Rana of Barwani
- Reign: 15 August 1880 – 14 December 1894
- Predecessor: Jaswant Singh
- Successor: Ranjit Singh
- Born: c. 1840
- Died: 14 December 1894)
- Issue: Ranjit Singh; Dashrath Singh; Chandra Kanwar;
- Father: Mohan Singh

= Indrajit Singh =

Rana of Barwani from 1880 to 1894

Indrajit Singh (1840 – 14 December 1894) was Rana of Barwani from 15 August 1880 until his death in 1894.

==Early life and family==
Singh was born to Mohan Singh in 1840. He married and had issue: two sons, Ranjit Singh and Dashrath Singh, and a daughter, Chandra Kanwar.

==Reign==
Upon the death of his older brother Jaswant Singh on 15 August 1880, he succeeded him as the Rana of Barwani. However, he was not invested with administrative powers, and the administration of the state was conducted in his stead by his diwan, Muhammad Najaf Khan.
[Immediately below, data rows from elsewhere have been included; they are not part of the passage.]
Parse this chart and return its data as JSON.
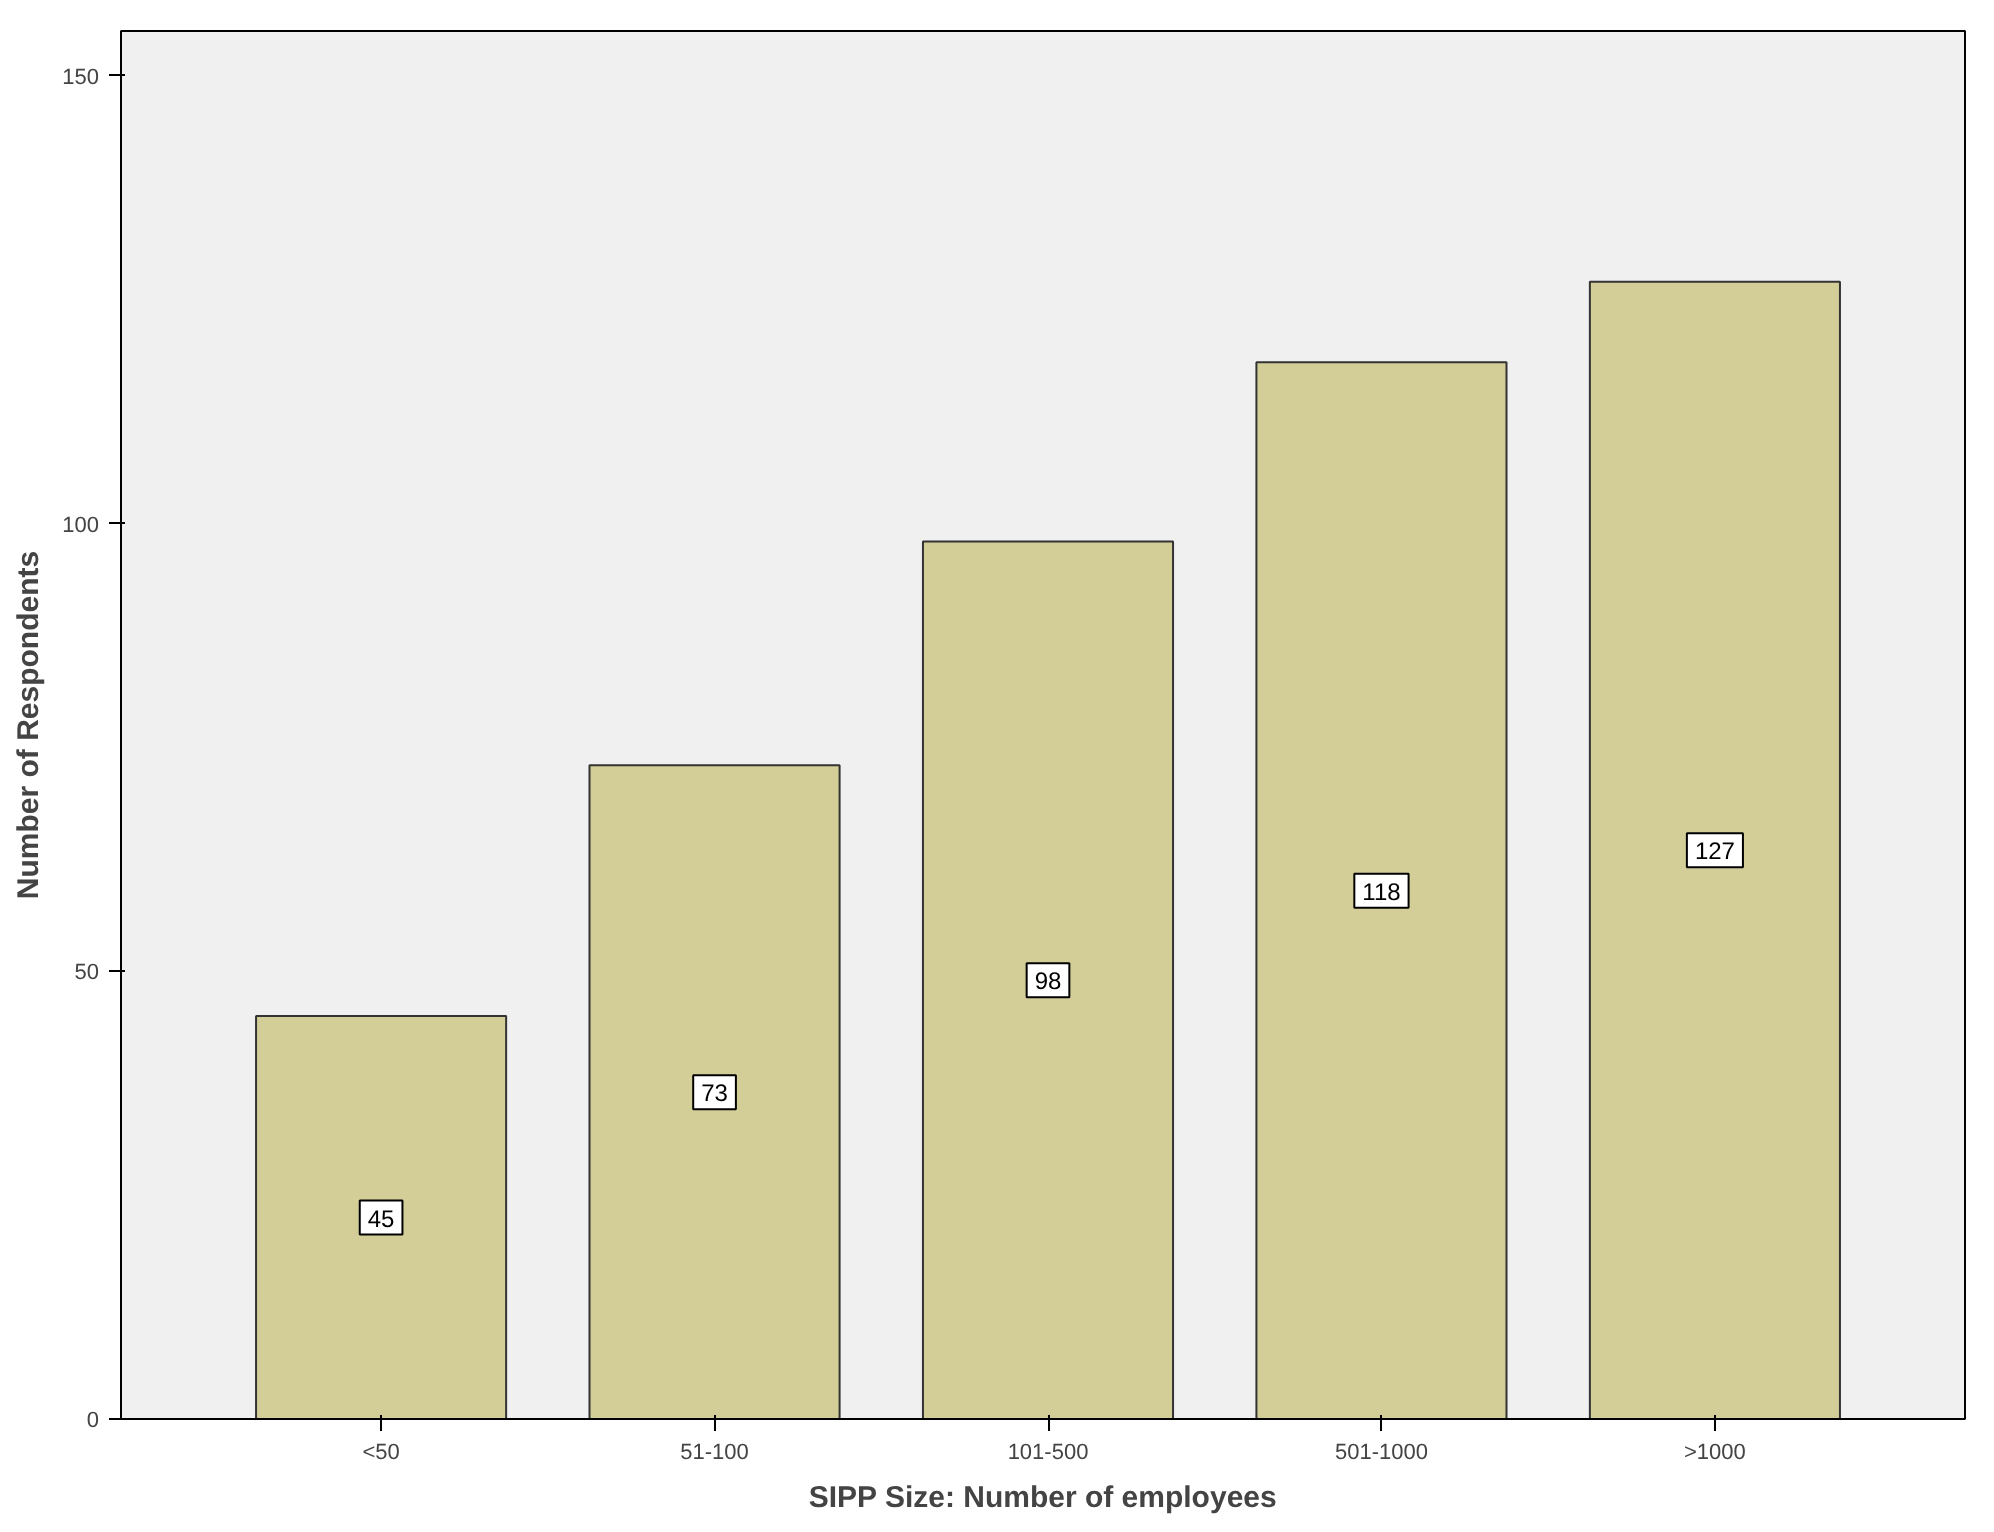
{
  "chart_data": {
    "type": "bar",
    "xlabel": "SIPP Size: Number of employees",
    "ylabel": "Number of Respondents",
    "categories": [
      "<50",
      "51-100",
      "101-500",
      "501-1000",
      ">1000"
    ],
    "values": [
      45,
      73,
      98,
      118,
      127
    ],
    "color": "#d3ce97",
    "ylim": [
      0,
      155
    ],
    "yticks": [
      0,
      50,
      100,
      150
    ],
    "grid": false,
    "data_labels": true
  }
}
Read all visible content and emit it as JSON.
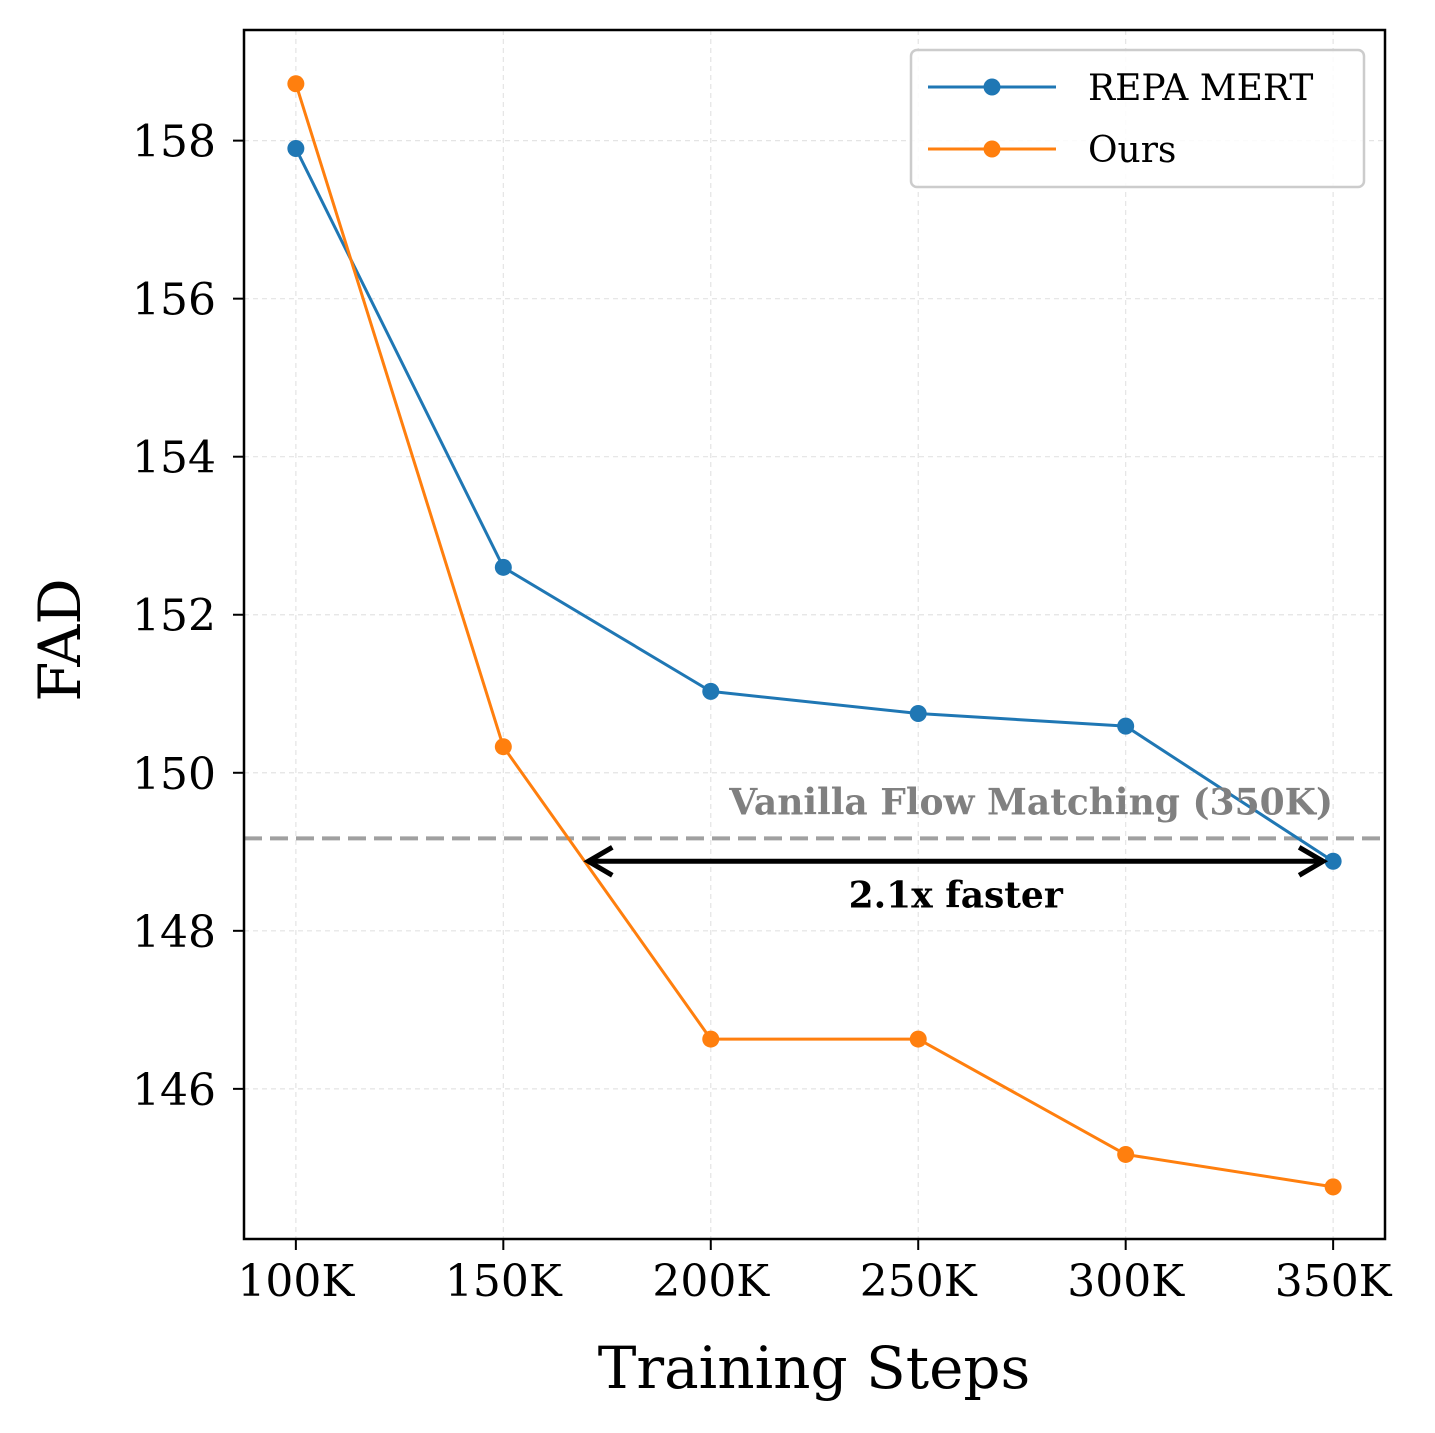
{
  "chart_data": {
    "type": "line",
    "title": "",
    "xlabel": "Training Steps",
    "ylabel": "FAD",
    "x": [
      100000,
      150000,
      200000,
      250000,
      300000,
      350000
    ],
    "x_tick_labels": [
      "100K",
      "150K",
      "200K",
      "250K",
      "300K",
      "350K"
    ],
    "y_ticks": [
      146,
      148,
      150,
      152,
      154,
      156,
      158
    ],
    "xlim": [
      87500,
      362500
    ],
    "ylim": [
      144.1,
      159.4
    ],
    "grid": true,
    "legend_position": "top-right",
    "series": [
      {
        "name": "REPA MERT",
        "color": "#1f77b4",
        "values": [
          157.9,
          152.6,
          151.03,
          150.75,
          150.59,
          148.88
        ]
      },
      {
        "name": "Ours",
        "color": "#ff7f0e",
        "values": [
          158.72,
          150.33,
          146.63,
          146.63,
          145.17,
          144.76
        ]
      }
    ],
    "reference_line": {
      "label": "Vanilla Flow Matching (350K)",
      "y": 149.17,
      "color": "#a0a0a0"
    },
    "annotation": {
      "label": "2.1x faster",
      "x_from": 170000,
      "x_to": 350000,
      "y": 148.88
    }
  }
}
In 1883, the pargana of Anjad was placed under his administration by the Government of India to test if he was a capable administrator or not, and when he successfully carried out the administration, it was recommended to the Government by the officials to invest him with full administrative powers. Accordingly, in 1886, he was invested with full administrative powers, but on the condition that if he failed to conduct it appropriately, the former administrative state would be brought back.

==Death==
He died on 14 December 1894, and was succeeded by Ranjit Singh to his title and rank.